Bafra pidesinin lezzetinin ünü Samsun sınırlarını aştı
Samsun'un Bafra ilçesinde yüz yılı aşkın süredir maharetli ustaların ellerinde yoğrularak şekillenen Bafra pidesi, lezzetiyle adını da tadını da büyük şehirlere taşıdı.
Samsun'un Bafra ilçesinde, yüz yılı aşkın süredir maharetli ustaların ellerinde yoğrularak şekillenen Bafra pidesinin ünü, lezzetiyle tüm ülkeye yayılmış durumda.
Pide salonlarında müşterilere sunulmasının yanı sıra yöre insanının pazar kahvaltılarının da vazgeçilmezleri arasında yer alan Bafra pidesi, bölgenin yemek kültüründe önemli bir yer tutuyor. Bafra pidesi, düğünlerden cenazelere, askere uğurlama törenlerinden özel davetlere kadar sofralarda yerini alıyor.
Daha sonra pide salonunu açtığını anlatan Özkülünk, dayısından öğrendiği pide ustalığını iki oğluna öğrettiğini, onların da bu lezzeti geleceğe taşıyacaklarını dile getirdi.
"Benden önce de vardı bu pide, benden sonra da olacak" diyen Özkülünk, Bafra pidesinin yaşatılmasının önemine değindi. Özkülünk, "Ben sanat olarak hep öğretmekten yanayım çünkü bir yarış var burada. Biz yabancı markalara karşı çok güçlü değiliz ama onlar gibi olabiliriz, geçebiliriz de. En azından kültürümüzü yaşatıyoruz" ifadesini kullandı.
Yörede pidenin bir kültür, adeta yaşam tarzı olduğuna işaret eden Turan Usta, şunları kaydetti: "Bizim en yoğun olduğumuz günler pazar günleridir.
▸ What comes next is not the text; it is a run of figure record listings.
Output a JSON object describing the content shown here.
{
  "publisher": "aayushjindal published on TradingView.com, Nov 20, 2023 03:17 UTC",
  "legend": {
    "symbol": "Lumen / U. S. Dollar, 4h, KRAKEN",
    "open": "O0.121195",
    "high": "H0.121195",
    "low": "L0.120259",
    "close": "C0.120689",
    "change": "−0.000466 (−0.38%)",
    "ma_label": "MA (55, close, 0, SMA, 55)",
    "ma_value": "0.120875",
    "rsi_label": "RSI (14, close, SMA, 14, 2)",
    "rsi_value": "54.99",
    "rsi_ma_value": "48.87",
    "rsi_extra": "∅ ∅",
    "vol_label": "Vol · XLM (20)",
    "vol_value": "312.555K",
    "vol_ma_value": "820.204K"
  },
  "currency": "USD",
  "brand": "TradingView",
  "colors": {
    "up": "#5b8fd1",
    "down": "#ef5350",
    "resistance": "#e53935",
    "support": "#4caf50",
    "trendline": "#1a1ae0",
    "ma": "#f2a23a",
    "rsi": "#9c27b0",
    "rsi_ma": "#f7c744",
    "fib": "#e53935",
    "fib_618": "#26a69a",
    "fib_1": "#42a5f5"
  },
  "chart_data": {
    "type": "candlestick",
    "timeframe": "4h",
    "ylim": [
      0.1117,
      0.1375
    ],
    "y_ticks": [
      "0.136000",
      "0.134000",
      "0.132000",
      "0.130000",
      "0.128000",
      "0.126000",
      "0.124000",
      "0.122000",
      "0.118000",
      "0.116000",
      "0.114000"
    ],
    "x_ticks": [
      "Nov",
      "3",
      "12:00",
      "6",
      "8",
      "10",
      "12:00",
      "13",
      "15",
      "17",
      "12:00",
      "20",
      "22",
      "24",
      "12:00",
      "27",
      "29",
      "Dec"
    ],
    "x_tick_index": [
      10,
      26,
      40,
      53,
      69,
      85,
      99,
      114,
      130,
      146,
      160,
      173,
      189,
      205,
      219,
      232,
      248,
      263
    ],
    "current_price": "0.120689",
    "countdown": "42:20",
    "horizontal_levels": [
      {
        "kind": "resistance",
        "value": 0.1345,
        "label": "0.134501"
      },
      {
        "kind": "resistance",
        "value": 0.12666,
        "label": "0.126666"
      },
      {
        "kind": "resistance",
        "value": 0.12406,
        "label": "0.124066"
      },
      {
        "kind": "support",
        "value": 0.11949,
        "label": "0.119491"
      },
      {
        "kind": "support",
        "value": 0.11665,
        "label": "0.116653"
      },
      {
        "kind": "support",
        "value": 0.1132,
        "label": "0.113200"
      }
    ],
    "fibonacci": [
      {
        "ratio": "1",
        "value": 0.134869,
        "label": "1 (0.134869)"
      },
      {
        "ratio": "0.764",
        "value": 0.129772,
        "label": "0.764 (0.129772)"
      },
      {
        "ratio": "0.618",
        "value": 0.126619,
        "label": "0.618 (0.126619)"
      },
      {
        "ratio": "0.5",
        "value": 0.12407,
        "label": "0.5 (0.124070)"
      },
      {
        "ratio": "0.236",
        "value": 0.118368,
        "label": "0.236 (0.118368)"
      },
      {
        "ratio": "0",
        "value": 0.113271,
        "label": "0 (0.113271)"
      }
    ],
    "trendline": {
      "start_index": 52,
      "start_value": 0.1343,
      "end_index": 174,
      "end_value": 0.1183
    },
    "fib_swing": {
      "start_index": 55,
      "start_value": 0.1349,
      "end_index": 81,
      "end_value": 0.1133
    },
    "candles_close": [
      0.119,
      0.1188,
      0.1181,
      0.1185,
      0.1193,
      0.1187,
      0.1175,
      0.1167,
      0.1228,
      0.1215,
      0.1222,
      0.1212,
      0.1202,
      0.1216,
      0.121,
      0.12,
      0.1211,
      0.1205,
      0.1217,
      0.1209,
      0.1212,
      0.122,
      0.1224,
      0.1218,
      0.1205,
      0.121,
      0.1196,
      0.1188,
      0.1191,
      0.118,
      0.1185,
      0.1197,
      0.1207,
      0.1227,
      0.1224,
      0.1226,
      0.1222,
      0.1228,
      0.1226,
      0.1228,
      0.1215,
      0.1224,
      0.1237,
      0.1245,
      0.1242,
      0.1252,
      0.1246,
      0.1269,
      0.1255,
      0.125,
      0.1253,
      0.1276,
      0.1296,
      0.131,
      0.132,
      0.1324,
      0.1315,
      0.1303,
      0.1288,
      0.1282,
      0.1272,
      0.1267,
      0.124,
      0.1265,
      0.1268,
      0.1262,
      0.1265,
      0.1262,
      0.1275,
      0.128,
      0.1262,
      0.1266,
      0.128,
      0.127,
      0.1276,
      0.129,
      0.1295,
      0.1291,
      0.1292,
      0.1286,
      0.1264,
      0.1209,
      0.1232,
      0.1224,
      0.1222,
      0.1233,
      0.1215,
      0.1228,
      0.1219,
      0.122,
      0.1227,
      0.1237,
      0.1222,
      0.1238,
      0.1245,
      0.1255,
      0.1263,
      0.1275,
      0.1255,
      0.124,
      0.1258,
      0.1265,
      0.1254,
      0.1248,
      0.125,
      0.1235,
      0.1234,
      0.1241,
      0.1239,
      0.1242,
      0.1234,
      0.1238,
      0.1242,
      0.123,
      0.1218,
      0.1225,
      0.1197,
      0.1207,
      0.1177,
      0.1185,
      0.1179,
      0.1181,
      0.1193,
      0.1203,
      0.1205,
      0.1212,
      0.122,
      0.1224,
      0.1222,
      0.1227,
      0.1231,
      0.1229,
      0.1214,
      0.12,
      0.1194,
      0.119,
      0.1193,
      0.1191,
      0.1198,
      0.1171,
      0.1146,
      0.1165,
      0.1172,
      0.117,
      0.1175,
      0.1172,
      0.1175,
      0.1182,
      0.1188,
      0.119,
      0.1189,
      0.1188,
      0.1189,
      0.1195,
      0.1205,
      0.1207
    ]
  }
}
Pidenin kültürü öncelikle ekmek fırınlarında başladı. Sonra düğünlerimizde adet olmaya başladı. Hatta cenazelerimizde de pide dağıtılır. Pide bizim yöremizde bir kültürdür, yaşam tarzıdır. Özellikle geçmişten bugüne devam eden pazar günü pide yaptırma geleneğimiz var. Bana soruyorlar, 'Bafra pidesinin lezzetinin sırrı nedir?' diye. Bu işin sırrı sevgi. Sevgisiz hiçbir şeyi başaramayız. Bizim pidemiz gevrek, ince, şekli kapalı ve kıvrımlı. Boyu 80 santimetreye ulaşıyor. Kıymalı ve peynirli, iki ana çeşitte yapılıyor. Türkiye'nin dört bir yanından insanlar bu lezzeti tatmak için buraya geliyor."
Ailesiyle pide yemeye gelen Sunay Demircan da Bafra pidesinin, lezzetinin yanı sıra şehirdeki sosyal ve kültürel önemine değindi. Kendi çocukluğundan hatırladığı pazar günleri pide geleneğinden bahseden Demircan, "Önceden her pazar günü insanlar pide yaptırma telaşına düşerdi. O pazar evde adeta bir bayram havası olurdu. İçler hazırlanır, kıymalar kavrulur, peynirler yumurtayla eşleştirilir, içine maydanoz konur, ondan sonra bir tepsiye konularak pideciye gidilirdi. Fırınlar o gün ekmek değil, sadece pide üretirdi. Evde de önceden hazırlıklar yapılır, çaylar demlenir, turşular kavrulur, o gün 'pide günü' olurdu. Pazar günü eşittir pide günüdür" diye konuştu.